Supported by new technologies, they have done a remarkable job. It turns out that all those essential newsrooms, back benches, subs’ desks, studios, green rooms, face-to-face morning conferences and features meetings are not essential after all. The papers haven’t missed an edition, 24-hour news has rolled on. Broadcasters tot up savings from sitting guests on Zoom rather than in a taxi; newspaper companies enjoy having reporters pay for broadband and central heating.

Do journalists need to come back? It’s cheaper and more efficient if they don’t, for it is as easy to contact sources from a mobile phone as an office one and better if they are out seeing people rather than sitting in front of a screen. A new generation does not derive fulfilment from pub breaks, the demands of digital have reworked the rhythms of the day. If the editorial floor is everything, how have correspondents achieved mythic status by avoiding it, coming in only to pick up expenses and bask in the adulation of their deskbound colleagues?

And yet the office, the TV studio and the radio station are central to the story of journalism, achieving a dramatic status celebrated in books and plays and films. All who have worked in a newspaper office surely thrilled to the obituary in The Times of Harry M Rosenfeld, the metro news editor at The Washington Post who oversaw the Watergate investigation and insisted that the young reporters Carl Bernstein and Bob Woodward be allowed to run with their story: “Bow-tied and with thick-framed glasses, Rosenfeld ate lunch at his desk to save time and drove his staff hard. He introduced a New York brashness to the Post’s staid coverage, once assigning six reporters to the story of a 14-year-old runaway whose boyfriend had bludgeoned her father to death with a crowbar while she watched.”

How do young journalists learn except from their peers? Where will citizens take their stories when there is no newspaper office in town? What happens to the creativity that comes from collaborative working, from thoughts shared, ideas floated, developed or ditched? Give us back that spark that comes from human contact and the magic of random ideas. Restore the benefits that come from debate.

We must avoid sentimentality, a condition to which all journalists – particularly the most brutal ones – eventually become prey. To that end, we note praise for office life from a less emotional source, the chancellor Rishi Sunak, recalling his first job. That was, of course, in the Telegraph building, though he worked as a trainee of Goldman Sachs, rather than as a cub reporter.

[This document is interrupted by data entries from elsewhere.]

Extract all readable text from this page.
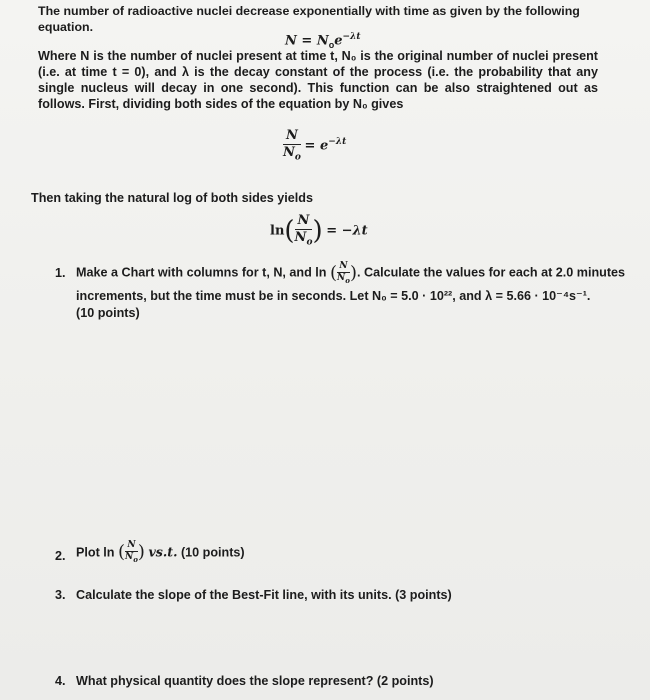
The number of radioactive nuclei decrease exponentially with time as given by the following equation.
$N = N_oe^{-\lambda t}$
Where N is the number of nuclei present at time t, N₀ is the original number of nuclei present (i.e. at time t = 0), and λ is the decay constant of the process (i.e. the probability that any single nucleus will decay in one second). This function can be also straightened out as follows. First, dividing both sides of the equation by N₀ gives
$\frac{N}{N_o} = e^{-\lambda t}$
Then taking the natural log of both sides yields
$\ln( \frac{N}{N_o}$ ) = −λt
1. Make a Chart with columns for t, N, and ln ( $\frac{N}{N_o}$ ). Calculate the values for each at 2.0 minutes
increments, but the time must be in seconds. Let N₀ = 5.0 · 10²², and λ = 5.66 · 10⁻⁴s⁻¹.
(10 points)
2. Plot ln ( $\frac{N}{N_o}$ ) vs.t. (10 points)
3. Calculate the slope of the Best-Fit line, with its units. (3 points)
4. What physical quantity does the slope represent? (2 points)
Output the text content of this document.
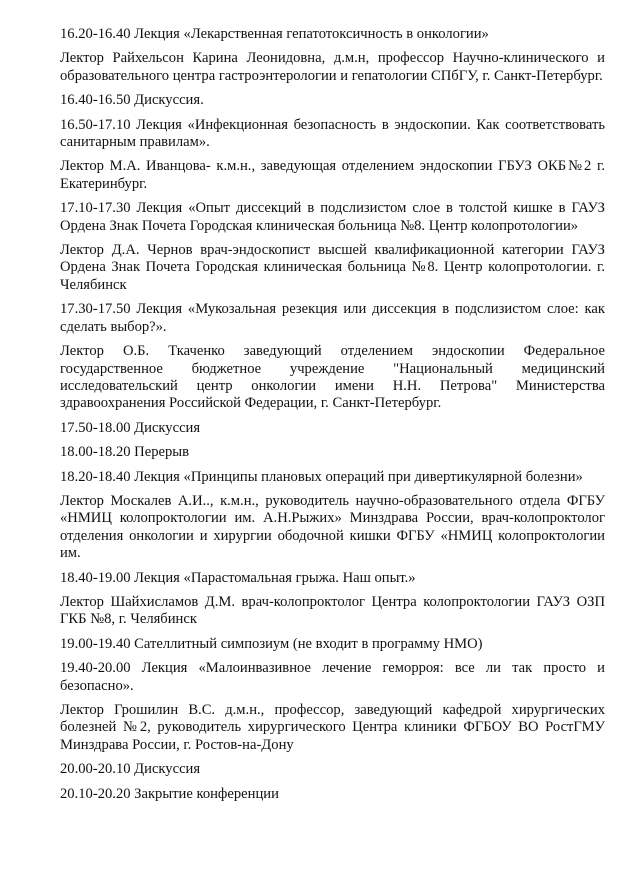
16.20-16.40 Лекция «Лекарственная гепатотоксичность в онкологии»

Лектор Райхельсон Карина Леонидовна, д.м.н, профессор Научно-клинического и образовательного центра гастроэнтерологии и гепатологии СПбГУ, г. Санкт-Петербург.

16.40-16.50 Дискуссия.

16.50-17.10 Лекция «Инфекционная безопасность в эндоскопии. Как соответствовать санитарным правилам».

Лектор М.А. Иванцова- к.м.н., заведующая отделением эндоскопии ГБУЗ ОКБ№2 г. Екатеринбург.

17.10-17.30 Лекция «Опыт диссекций в подслизистом слое в толстой кишке в ГАУЗ Ордена Знак Почета Городская клиническая больница №8. Центр колопротологии»

Лектор Д.А. Чернов врач-эндоскопист высшей квалификационной категории ГАУЗ Ордена Знак Почета Городская клиническая больница №8. Центр колопротологии. г. Челябинск

17.30-17.50 Лекция «Мукозальная резекция или диссекция в подслизистом слое: как сделать выбор?».

Лектор О.Б. Ткаченко заведующий отделением эндоскопии Федеральное государственное бюджетное учреждение "Национальный медицинский исследовательский центр онкологии имени Н.Н. Петрова" Министерства здравоохранения Российской Федерации, г. Санкт-Петербург.

17.50-18.00 Дискуссия

18.00-18.20 Перерыв

18.20-18.40 Лекция «Принципы плановых операций при дивертикулярной болезни»

Лектор Москалев А.И.., к.м.н., руководитель научно-образовательного отдела ФГБУ «НМИЦ колопроктологии им. А.Н.Рыжих» Минздрава России, врач-колопроктолог отделения онкологии и хирургии ободочной кишки ФГБУ «НМИЦ колопроктологии им.

18.40-19.00 Лекция «Парастомальная грыжа. Наш опыт.»

Лектор Шайхисламов Д.М. врач-колопроктолог Центра колопроктологии ГАУЗ ОЗП ГКБ №8, г. Челябинск

19.00-19.40 Сателлитный симпозиум (не входит в программу НМО)

19.40-20.00 Лекция «Малоинвазивное лечение геморроя: все ли так просто и безопасно».

Лектор Грошилин В.С. д.м.н., профессор, заведующий кафедрой хирургических болезней №2, руководитель хирургического Центра клиники ФГБОУ ВО РостГМУ Минздрава России, г. Ростов-на-Дону

20.00-20.10 Дискуссия

20.10-20.20 Закрытие конференции
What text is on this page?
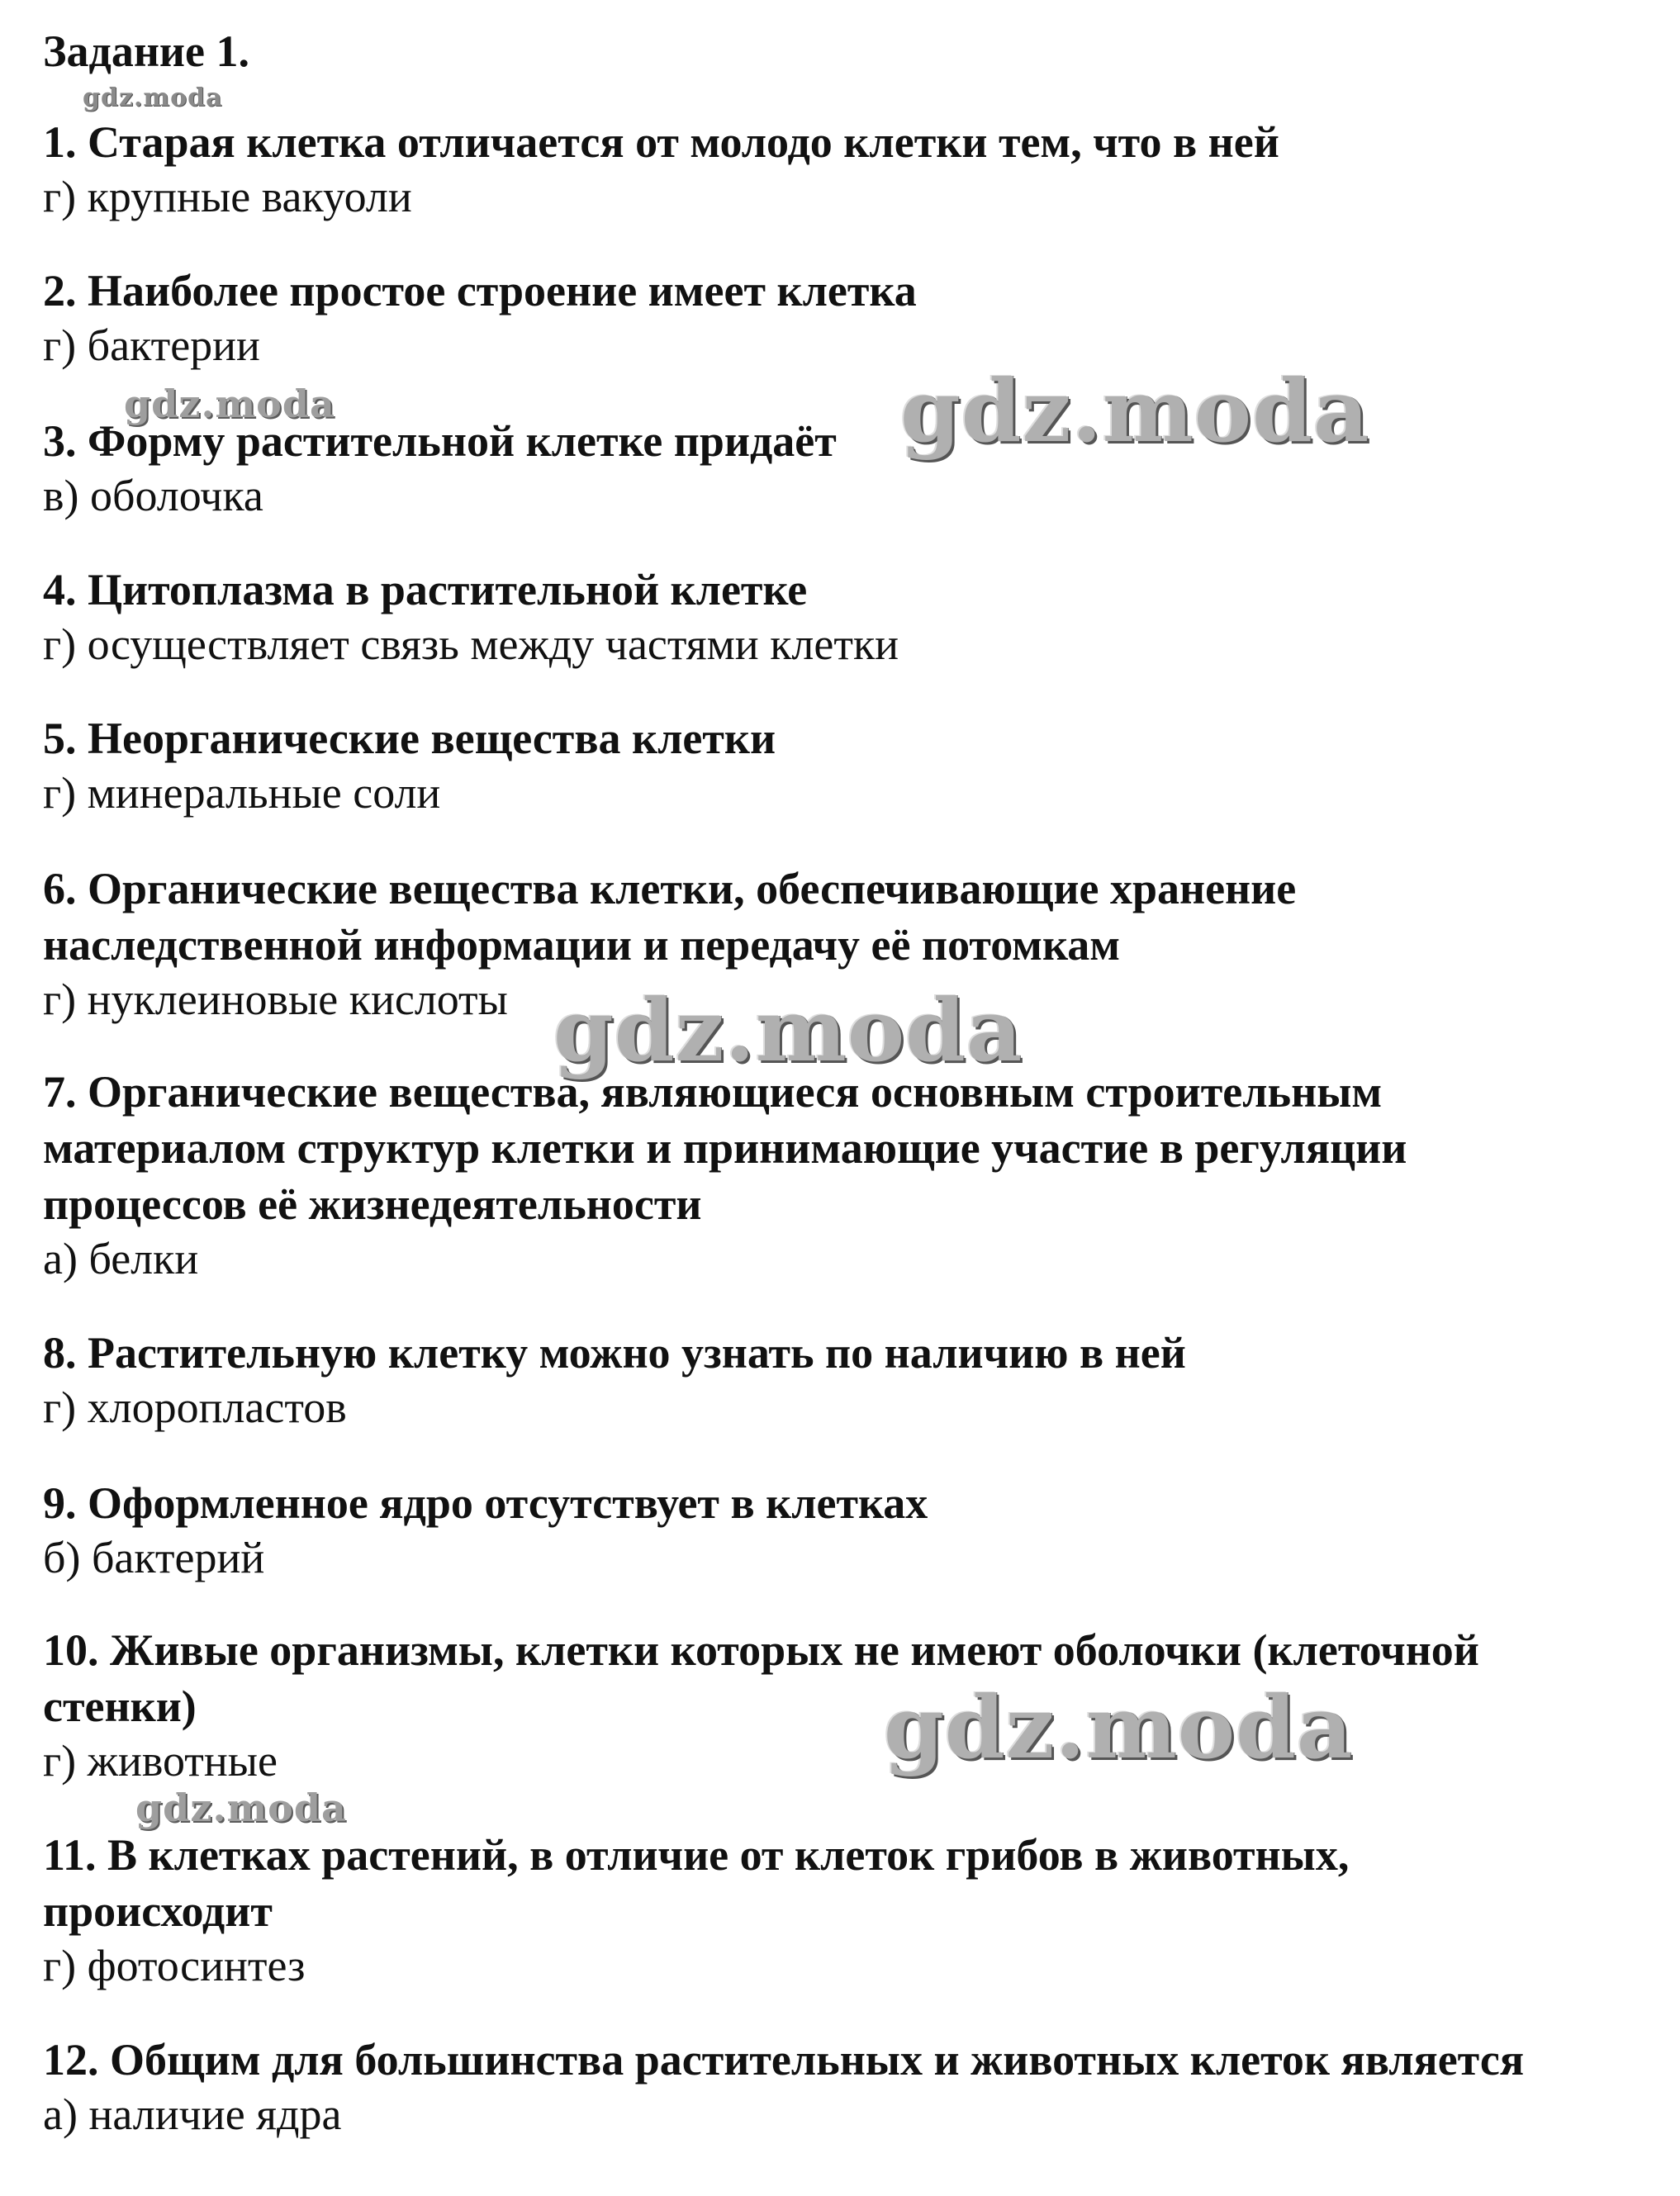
Задание 1.
1. Старая клетка отличается от молодо клетки тем, что в ней
г) крупные вакуоли
2. Наиболее простое строение имеет клетка
г) бактерии
3. Форму растительной клетке придаёт
в) оболочка
4. Цитоплазма в растительной клетке
г) осуществляет связь между частями клетки
5. Неорганические вещества клетки
г) минеральные соли
6. Органические вещества клетки, обеспечивающие хранение
наследственной информации и передачу её потомкам
г) нуклеиновые кислоты
7. Органические вещества, являющиеся основным строительным
материалом структур клетки и принимающие участие в регуляции
процессов её жизнедеятельности
а) белки
8. Растительную клетку можно узнать по наличию в ней
г) хлоропластов
9. Оформленное ядро отсутствует в клетках
б) бактерий
10. Живые организмы, клетки которых не имеют оболочки (клеточной
стенки)
г) животные
11. В клетках растений, в отличие от клеток грибов в животных,
происходит
г) фотосинтез
12. Общим для большинства растительных и животных клеток является
а) наличие ядра
gdz.moda
gdz.moda	gdz.moda
gdz.moda
gdz.moda
gdz.moda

His current boss was a journalist, but didn’t seem to learn much about shared responsibility and accurate copy.

It’s a sorry day when we take lessons in communication from business, but Goldman Sachs’s instruction to its workers was phrased with little cliche and much commonsense: “We know from experience that our culture of collaboration, innovation and apprenticeship thrives when our people come together, and we look forward to having more of our colleagues back in the office so that they can experience that once again on a regular basis.”